If fresh water is to be treasured, the Great Lakes are the mother lode. No bodies of water can compare to them. One of them, Superior, is the largest lake on earth, and the five lakes together contain a fifth of the world's supply of standing fresh water. Their ten thousand miles of shoreline bound seven states and a Canadian province and are longer than the entire Atlantic and Pacific coasts of the United States. Their surface area of 95,000 square miles is greater than New York, New Jersey, Connecticut, Massachusetts, Vermont, New Hampshire, and Rhode Island combined. People who have never visited them -- who have never seen a squall roar across Superior or the horizon stretch unbroken across Michigan or Huron -- have no idea how big they are. They are so vast that they dominate much of the geography, climate, and history of North America. In one way or another, they affect the lives of tens of millions of people.
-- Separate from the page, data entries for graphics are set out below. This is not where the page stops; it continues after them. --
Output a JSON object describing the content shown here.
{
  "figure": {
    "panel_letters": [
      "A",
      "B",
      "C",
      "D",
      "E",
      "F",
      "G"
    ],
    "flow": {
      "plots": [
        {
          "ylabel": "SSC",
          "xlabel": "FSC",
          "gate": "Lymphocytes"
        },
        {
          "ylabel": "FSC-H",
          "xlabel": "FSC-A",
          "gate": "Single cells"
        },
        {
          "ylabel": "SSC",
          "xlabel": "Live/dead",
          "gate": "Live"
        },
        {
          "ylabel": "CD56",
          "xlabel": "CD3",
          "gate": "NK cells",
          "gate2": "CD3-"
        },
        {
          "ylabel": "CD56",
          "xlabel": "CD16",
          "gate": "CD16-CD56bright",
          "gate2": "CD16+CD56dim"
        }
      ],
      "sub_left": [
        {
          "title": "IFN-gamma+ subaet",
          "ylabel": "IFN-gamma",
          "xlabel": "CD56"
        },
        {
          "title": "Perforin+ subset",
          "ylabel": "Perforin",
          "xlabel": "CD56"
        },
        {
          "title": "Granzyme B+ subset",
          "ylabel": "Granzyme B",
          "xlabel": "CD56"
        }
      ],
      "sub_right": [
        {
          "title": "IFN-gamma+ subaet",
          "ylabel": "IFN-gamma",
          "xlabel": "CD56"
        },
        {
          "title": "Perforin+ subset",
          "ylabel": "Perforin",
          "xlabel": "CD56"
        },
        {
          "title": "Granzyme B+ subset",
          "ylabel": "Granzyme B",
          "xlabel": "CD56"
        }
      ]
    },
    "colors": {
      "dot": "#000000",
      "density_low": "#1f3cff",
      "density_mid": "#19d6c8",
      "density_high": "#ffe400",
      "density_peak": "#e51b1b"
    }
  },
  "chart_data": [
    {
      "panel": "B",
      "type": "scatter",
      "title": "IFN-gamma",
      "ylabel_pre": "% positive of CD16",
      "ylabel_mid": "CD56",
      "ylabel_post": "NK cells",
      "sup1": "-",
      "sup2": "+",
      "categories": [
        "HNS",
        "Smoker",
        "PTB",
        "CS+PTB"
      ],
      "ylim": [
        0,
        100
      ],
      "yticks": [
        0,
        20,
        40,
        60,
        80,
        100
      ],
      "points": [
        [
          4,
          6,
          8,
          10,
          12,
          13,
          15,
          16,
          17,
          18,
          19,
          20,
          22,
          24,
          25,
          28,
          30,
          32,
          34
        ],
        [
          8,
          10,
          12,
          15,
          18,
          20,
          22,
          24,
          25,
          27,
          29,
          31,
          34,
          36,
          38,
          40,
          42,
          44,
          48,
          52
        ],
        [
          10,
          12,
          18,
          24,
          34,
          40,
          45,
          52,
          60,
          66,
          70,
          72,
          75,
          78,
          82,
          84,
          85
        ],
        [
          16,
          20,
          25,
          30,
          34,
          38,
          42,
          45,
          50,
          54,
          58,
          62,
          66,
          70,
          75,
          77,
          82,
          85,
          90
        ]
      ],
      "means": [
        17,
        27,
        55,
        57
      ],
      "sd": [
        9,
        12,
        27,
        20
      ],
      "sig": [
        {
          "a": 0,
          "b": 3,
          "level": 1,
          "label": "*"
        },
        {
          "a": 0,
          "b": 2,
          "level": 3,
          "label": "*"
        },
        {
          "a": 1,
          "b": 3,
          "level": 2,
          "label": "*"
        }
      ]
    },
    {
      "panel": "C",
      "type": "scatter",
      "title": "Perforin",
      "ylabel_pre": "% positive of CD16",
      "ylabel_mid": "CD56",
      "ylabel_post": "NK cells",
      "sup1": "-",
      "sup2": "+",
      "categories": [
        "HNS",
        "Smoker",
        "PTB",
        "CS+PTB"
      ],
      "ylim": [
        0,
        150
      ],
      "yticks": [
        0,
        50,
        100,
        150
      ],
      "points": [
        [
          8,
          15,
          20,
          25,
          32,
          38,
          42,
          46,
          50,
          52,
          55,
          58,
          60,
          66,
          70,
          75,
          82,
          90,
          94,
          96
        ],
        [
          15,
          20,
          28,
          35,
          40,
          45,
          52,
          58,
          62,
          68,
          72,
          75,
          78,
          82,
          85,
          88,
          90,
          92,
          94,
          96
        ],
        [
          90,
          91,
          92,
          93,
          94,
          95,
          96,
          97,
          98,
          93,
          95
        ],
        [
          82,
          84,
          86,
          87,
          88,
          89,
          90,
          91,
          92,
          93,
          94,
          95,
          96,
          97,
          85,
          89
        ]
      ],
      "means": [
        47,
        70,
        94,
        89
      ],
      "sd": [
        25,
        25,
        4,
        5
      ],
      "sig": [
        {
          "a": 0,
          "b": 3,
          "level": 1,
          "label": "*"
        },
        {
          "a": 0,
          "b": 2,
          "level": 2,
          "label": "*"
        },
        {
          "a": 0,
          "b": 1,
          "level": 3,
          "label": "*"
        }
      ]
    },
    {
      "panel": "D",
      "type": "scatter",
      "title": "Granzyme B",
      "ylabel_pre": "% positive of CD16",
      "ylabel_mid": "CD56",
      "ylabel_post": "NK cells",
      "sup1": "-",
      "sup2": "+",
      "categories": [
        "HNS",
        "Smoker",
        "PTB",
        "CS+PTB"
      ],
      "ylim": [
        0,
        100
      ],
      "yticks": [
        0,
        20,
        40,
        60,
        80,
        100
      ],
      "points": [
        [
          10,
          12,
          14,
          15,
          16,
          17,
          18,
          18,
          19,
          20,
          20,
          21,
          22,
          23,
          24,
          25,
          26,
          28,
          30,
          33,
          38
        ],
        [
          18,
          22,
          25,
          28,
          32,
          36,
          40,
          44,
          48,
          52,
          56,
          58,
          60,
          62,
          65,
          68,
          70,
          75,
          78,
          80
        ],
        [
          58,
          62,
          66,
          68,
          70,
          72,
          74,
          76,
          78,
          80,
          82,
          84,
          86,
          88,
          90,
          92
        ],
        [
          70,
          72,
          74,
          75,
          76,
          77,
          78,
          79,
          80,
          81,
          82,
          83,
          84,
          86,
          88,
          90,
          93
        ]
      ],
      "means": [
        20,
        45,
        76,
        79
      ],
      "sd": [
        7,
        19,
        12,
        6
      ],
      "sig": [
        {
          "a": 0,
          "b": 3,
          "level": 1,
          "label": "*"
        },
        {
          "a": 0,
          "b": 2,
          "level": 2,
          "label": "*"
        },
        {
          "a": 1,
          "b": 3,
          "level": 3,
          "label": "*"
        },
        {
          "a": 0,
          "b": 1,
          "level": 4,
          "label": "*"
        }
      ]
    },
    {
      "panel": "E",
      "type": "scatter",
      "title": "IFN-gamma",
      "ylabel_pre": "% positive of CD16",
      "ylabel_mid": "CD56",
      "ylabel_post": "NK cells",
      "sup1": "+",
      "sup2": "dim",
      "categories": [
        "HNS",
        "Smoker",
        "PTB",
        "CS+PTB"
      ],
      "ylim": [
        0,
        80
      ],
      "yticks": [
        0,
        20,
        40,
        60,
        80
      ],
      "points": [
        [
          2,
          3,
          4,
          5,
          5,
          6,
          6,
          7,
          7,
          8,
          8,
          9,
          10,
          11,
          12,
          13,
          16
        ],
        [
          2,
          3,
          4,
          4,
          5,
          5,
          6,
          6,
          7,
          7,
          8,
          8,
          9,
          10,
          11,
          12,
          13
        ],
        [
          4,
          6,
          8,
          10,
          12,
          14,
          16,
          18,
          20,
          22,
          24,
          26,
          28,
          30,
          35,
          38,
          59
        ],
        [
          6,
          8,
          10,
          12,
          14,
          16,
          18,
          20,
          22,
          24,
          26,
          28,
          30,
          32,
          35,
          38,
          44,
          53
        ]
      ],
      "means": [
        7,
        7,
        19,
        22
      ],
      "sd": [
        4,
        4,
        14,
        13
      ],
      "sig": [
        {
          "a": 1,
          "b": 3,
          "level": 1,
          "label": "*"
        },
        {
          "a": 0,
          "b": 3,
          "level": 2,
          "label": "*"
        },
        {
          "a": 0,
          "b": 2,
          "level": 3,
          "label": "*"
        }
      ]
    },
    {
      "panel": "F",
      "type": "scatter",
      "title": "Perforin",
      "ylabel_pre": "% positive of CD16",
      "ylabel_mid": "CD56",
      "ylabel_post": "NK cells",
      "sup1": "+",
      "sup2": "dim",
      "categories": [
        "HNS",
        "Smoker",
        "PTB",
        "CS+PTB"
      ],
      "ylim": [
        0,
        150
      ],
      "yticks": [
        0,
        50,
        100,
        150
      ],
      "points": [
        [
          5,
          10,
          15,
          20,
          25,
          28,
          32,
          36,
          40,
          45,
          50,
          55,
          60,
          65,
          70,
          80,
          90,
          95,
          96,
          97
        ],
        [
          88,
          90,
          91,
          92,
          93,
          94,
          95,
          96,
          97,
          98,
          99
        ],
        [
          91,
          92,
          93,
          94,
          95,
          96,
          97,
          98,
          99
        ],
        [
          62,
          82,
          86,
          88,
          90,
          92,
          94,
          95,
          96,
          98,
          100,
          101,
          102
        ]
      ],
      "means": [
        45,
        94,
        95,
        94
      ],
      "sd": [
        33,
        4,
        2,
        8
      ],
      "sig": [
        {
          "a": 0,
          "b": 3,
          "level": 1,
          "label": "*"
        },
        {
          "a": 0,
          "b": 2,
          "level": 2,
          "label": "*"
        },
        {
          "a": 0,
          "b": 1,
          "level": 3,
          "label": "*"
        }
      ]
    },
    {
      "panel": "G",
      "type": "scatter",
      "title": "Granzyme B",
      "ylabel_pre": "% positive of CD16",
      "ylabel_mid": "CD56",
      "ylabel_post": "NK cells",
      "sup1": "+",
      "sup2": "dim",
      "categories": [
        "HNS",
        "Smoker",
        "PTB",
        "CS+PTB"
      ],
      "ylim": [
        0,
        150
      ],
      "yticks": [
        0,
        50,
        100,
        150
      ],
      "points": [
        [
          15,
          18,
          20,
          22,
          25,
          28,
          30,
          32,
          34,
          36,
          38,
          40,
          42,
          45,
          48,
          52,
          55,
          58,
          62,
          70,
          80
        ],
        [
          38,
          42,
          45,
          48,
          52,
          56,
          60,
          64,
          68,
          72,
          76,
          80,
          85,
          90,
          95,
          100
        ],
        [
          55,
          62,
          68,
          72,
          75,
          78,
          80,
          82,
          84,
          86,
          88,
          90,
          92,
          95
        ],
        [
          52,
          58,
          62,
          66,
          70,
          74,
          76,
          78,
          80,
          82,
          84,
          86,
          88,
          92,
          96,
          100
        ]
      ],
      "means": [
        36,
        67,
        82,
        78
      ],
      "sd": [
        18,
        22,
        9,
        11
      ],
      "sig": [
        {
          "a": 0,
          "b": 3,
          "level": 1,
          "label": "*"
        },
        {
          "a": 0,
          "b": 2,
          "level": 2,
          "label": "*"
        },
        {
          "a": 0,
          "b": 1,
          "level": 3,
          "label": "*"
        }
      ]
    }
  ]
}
The Living Great Lakes is the most complete book ever written about the history, nature, and science of these remarkable lakes at the heart of North America. From the geological forces that formed them to the industrial atrocities that nearly destroyed them, to the greatest environmental success stories of our time, the lakes are portrayed in all their complexity. The book, however, is much more than just history. It is also the story of the lakes as told by biologists, fishermen, sailors, and others whom the author grew to know while traveling with them on boats and hiking with them on beaches and islands.
The book is also the story of a personal journey. It is the narrative of a six-week voyage through the lakes and beyond as a crewmember on a tallmasted schooner, and a memoir of a lifetime spent on and near the lakes. Through storms and fog, on remote shores and city waterfronts, the author explores the five Great Lakes in all seasons and moods and discovers that they and their connecting waters -- including the Erie Canal, the Hudson River, and the East Coast from New York to Maine -- offer a surprising and bountiful view of America. The result is a meditation on nature and our place in the world, a discussion and cautionary tale about the future of water resources, and a celebration of a place that is both fragile and robust, diverse, rich in history and wildlife, often misunderstood, and worthy of our attention.
About Jerry Dennis
In the nearly 30 years that Jerry Dennis has earned his living as a freelance writer, he has emerged as one of America’s most celebrated writers about nature and the outdoors. His essays in such publications as Audubon, Smithsonian, Orion, and the New York Times have won many awards and are frequently reprinted and anthologized. His eleven books, most recently The Windward Shore: A Winter on the Great Lakes, have appeared on national bestseller lists, have been translated into five languages, and are taught in many universities and high schools.
His book The Living Great Lakes: Searching for the Heart of the Inland Seas has won many awards and is frequently taught in colleges and universities. Among Jerry's awards are the Michigan Author of the Year Award, the Sigurd Olson Nature Writing Award, Michigan State University's Great Lakes Culture Award, and four Best Book of the Year awards from the Outdoor Writers Association of America. Jerry lives with his wife, Gail, near Traverse City, Michigan.